Better educated and richer countries have lower abstention rates

EDJNet has also studied socio-demographic information for each of the countries. By cross-referencing this with abstention data from recent elections, the team drew some conclusions; that high levels of higher education are associated with lower abstention rates. This is the case in countries such as Sweden, Denmark and the Netherlands, where around 40% of the population have studied in higher education. Meanwhile, the last presidential elections in Romania showed a 68% abstention rate in a country where only 16% had higher education.

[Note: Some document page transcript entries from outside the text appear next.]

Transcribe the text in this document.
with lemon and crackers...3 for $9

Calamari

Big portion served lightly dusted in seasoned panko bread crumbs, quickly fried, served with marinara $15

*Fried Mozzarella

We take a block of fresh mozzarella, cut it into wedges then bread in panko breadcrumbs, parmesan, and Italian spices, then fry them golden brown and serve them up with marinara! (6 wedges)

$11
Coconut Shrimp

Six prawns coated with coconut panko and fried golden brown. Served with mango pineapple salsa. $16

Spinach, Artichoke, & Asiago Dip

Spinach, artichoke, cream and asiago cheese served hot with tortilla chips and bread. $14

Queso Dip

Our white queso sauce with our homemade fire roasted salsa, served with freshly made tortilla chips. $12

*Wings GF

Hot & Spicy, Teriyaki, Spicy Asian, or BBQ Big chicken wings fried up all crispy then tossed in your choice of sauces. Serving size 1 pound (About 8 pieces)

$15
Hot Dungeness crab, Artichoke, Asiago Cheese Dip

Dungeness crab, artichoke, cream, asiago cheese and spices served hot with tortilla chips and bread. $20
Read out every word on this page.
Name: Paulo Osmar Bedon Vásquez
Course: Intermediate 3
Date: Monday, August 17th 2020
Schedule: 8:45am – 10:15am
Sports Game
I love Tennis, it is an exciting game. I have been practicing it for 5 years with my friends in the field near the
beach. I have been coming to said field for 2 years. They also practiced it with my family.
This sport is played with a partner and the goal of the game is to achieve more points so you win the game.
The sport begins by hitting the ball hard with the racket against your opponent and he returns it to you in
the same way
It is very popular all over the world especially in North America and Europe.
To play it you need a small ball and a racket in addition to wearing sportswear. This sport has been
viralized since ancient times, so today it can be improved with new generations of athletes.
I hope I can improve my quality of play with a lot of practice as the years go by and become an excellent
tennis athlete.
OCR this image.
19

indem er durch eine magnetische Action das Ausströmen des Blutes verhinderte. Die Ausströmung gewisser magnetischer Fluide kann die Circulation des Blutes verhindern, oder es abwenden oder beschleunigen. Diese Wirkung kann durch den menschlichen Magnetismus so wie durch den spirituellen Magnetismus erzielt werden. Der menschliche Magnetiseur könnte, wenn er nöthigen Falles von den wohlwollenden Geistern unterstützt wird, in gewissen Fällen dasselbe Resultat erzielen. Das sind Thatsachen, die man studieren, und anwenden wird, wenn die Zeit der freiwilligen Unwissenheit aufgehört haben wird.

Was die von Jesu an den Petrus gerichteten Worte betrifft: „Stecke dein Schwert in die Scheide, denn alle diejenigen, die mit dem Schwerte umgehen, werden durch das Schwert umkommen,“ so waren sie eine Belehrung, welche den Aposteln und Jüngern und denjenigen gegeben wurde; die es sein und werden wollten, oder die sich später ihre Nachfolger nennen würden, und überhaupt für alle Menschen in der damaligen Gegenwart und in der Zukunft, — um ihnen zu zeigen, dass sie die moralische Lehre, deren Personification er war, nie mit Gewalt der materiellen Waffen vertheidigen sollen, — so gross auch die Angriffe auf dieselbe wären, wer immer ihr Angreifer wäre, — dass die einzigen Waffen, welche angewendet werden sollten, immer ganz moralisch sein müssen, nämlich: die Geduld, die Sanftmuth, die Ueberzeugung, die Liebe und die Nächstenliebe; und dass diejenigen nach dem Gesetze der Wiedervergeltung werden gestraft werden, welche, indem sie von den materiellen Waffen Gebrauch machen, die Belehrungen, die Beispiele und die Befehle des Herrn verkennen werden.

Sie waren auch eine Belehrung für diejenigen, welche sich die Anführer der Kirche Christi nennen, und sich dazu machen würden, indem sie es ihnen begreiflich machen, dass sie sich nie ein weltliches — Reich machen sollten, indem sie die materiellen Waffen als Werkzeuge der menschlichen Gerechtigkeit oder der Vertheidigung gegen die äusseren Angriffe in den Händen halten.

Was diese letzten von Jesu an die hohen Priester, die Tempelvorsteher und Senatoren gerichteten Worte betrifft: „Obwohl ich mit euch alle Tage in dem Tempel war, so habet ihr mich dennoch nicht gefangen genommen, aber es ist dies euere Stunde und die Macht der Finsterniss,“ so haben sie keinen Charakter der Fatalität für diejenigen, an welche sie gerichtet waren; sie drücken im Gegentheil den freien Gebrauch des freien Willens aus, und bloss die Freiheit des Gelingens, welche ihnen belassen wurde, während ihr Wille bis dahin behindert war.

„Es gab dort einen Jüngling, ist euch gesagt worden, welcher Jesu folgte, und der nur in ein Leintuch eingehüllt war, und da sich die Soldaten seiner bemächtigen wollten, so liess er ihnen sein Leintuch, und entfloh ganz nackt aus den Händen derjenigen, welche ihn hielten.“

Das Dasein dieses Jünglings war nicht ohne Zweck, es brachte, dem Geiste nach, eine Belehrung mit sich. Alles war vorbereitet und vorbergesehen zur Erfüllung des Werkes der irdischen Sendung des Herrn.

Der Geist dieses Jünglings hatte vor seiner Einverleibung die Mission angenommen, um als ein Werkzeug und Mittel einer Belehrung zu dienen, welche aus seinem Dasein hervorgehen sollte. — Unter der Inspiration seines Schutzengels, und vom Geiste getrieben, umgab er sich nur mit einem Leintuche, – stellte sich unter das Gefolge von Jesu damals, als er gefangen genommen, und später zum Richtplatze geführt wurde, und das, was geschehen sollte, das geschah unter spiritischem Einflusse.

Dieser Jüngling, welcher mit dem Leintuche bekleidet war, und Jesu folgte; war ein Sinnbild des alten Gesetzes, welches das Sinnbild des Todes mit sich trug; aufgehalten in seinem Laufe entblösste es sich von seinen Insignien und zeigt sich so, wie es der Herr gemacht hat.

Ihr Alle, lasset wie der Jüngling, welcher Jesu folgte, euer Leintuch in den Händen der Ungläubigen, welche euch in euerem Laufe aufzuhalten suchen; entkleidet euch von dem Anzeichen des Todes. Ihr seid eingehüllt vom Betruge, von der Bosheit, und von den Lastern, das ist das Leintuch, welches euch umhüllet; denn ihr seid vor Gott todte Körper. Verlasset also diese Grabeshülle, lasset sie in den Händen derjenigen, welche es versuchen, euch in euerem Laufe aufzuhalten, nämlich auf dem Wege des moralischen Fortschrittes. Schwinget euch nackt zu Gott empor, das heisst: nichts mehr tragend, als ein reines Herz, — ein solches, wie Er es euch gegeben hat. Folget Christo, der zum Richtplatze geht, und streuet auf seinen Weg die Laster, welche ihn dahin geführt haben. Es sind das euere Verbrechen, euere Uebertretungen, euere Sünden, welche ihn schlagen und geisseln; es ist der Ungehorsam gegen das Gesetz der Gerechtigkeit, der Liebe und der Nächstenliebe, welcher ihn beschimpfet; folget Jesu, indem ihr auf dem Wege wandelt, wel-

This trend also appears when looking at the relationship between abstention and the tertiary sector of the economy – the proportion of the population engaged in activities that provide services, such as tourism, health or transport – or with average income, variables which, in turn, are also related to the level of education. The level of knowledge about elections, which is also higher among the population with higher education qualifications, is another of the variables that, at the individual level, determines whether or not a person will vote. These indicators are useful for measuring differences between individuals, says Torcal, but the context of each country, the political and economic situation in each case, is more important in explaining the differences between countries. Karim Hallal also stressed the importance of the political culture of each country and gave the example of the United Kingdom, where constituents are able to speak to MPs through surgeries and offices, a proposal that is, a priori, “unthinkable” in Spain.

The data, on the other hand, reveals that there is no clear link between age and turnout, contrary to the popular belief that an older population results in higher turnouts. “Those who are ideological are going to vote for sure, but when it comes down to it, who wins or loses will depend on the non-polarised,” Torcal says. In his opinion, in Spain these elections are going to be “a kind of referendum on the government, but European policy will not be discussed”. On the one hand, this could encourage more people to vote, but at the same time, it could discourage people from voting, as they may think that what comes out of the ballot box will not be reflected in national politics. Given the clear disconnection between citizens and European institutions, Karim Hallal believes that there is still room for improvement to do “more and better”, and considers that what is lacking is the target audience of electoral campaigns. “I think one of the problems is to know how to attract people who are not interested in the European Union, […] people who say ‘Hey, I’ve never been given a talk about the European Union to understand the importance of the vote. Hey, I’ve never stopped to think about how the EU affects me’. When you get to that point is when you really start doing better, not necessarily doing more,” he argues.